We have Employment Agreements with our Chief Executive Officer, Chief Financial Officer, General Counsel and the President of our subsidiary, Patterson-UTI Drilling Company LLC (“Patterson-UTI Drilling”). Each Employment Agreement generally has an initial three-year term, subject to automatic annual renewal. The executive may terminate his employment under his Employment Agreement by providing written notice of such termination at least 30 days before the effective date of such termination. Under specified circumstances, we may terminate the executive’s employment under his Employment Agreement for Cause (as defined in the Employment Agreement) by either (i) providing written notice 10 days before the effective date of such termination and by granting at least 10 days to cure the cause for such termination or (ii) by providing written notice of such termination at least 30 days before the effective date of such termination and by granting at least 20 days to cure the cause for such termination, provided that if the matter is reasonably determined by us to not be capable of being cured, the executive may be terminated for cause on the date the written notice is delivered. The Employment Agreement also provides for, among other things, severance payments and the continuation of certain benefits following our decision to terminate the executive other than for Cause, or termination by the executive for Good Reason (as defined in each Employment Agreement). Under these provisions, if the executive’s employment is terminated by us without Cause, or the executive terminates his employment for Good Reason:

the executive will have the right to receive a lump-sum payment consisting of 3 times (in the case of the Chief Executive Officer) or 2.5 times (in the case of the Chief Financial Officer, General Counsel and President of Patterson-UTI Drilling) the sum of (i) his base salary and (ii) the average annual cash bonus received by him for the three years prior to the date of termination;
the executive will have the right to receive a pro-rated lump-sum payment equal to his annual cash bonus based on actual results for the year, payable at the same time as annual cash bonuses are paid to active employees,
we will accelerate vesting of all options and restricted stock awards on the 60th day following the executive’s termination, and
we will pay the executive certain accrued obligations and certain obligations pursuant to the terms of employee benefit plans.

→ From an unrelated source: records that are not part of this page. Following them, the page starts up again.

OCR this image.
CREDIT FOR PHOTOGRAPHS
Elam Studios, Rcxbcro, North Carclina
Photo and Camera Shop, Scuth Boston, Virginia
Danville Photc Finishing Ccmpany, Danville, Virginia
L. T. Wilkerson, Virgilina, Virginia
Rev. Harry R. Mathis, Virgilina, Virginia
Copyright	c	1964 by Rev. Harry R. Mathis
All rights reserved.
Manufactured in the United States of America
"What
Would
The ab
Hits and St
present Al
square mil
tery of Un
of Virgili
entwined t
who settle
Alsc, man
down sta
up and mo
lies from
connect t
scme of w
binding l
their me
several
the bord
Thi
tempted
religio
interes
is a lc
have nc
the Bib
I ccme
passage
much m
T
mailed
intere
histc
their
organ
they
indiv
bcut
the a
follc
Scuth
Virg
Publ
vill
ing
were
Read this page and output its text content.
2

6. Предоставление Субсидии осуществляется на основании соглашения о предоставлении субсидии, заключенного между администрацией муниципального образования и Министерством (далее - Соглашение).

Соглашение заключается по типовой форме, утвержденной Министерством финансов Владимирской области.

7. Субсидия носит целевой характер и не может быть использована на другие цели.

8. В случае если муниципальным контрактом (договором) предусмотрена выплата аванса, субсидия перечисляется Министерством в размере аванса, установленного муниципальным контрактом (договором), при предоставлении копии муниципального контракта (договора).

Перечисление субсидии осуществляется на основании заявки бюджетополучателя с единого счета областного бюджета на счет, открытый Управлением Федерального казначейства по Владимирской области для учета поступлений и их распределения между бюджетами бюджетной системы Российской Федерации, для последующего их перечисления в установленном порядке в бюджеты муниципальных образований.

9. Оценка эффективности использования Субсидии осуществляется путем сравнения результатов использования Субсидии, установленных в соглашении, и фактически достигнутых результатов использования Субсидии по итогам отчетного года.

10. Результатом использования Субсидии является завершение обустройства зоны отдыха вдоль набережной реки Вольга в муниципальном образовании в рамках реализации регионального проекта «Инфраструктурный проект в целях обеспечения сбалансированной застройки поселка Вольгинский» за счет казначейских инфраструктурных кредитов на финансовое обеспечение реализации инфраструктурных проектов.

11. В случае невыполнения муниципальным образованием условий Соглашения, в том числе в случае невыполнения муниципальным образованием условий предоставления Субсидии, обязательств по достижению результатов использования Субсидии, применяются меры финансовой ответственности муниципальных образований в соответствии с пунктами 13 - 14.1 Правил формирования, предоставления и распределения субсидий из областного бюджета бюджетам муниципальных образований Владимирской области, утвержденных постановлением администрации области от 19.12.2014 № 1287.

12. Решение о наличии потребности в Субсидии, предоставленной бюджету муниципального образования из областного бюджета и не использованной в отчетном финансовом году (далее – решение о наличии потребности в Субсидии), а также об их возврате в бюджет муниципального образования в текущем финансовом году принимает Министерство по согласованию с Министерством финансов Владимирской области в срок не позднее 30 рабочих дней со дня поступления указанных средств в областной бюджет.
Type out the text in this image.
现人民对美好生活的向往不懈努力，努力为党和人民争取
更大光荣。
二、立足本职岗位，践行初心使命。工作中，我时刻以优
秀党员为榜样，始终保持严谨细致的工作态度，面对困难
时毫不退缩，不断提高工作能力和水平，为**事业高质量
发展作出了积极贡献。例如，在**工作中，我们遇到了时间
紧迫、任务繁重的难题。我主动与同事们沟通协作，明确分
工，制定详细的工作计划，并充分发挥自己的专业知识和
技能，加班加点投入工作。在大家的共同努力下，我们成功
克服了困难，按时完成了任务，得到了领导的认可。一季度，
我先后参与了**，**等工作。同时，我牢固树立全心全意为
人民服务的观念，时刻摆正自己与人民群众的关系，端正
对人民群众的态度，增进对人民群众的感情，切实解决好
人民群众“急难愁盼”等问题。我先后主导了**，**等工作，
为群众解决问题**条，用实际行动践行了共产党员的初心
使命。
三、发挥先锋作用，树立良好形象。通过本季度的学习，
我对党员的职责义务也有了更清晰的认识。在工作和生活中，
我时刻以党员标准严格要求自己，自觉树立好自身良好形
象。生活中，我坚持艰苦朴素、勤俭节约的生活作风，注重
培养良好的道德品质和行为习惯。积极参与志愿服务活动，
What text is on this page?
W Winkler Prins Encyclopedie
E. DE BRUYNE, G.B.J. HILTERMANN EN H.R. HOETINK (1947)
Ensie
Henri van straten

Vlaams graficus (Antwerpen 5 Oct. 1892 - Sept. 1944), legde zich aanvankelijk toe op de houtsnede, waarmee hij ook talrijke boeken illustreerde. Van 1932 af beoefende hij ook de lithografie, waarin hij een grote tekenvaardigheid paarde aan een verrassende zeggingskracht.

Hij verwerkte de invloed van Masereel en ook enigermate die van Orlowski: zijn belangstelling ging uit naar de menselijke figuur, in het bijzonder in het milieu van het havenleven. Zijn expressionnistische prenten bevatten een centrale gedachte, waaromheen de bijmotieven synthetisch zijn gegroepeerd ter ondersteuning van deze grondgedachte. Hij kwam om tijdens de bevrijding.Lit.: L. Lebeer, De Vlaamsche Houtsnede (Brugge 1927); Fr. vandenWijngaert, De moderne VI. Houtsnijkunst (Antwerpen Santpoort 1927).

If our decision to terminate other than for Cause or by the executive for Good Reason occurs following a Change in Control (as defined in his Employment Agreement, which for the President of Patterson-UTI Drilling includes a change in control of us or, in certain circumstances, of Patterson-UTI Drilling), the executive will generally be entitled to the same severance payments and benefits described above except that the pro-rated lump-sum payment for annual cash bonuses will be based on his highest annual cash bonus for the last three years, and the executive will be entitled to 36 months (in the case of the Chief Executive Officer) or 30 months (in the case of the Chief Financial Officer, General Counsel and President of Patterson-UTI Drilling) of subsidized benefits continuation coverage.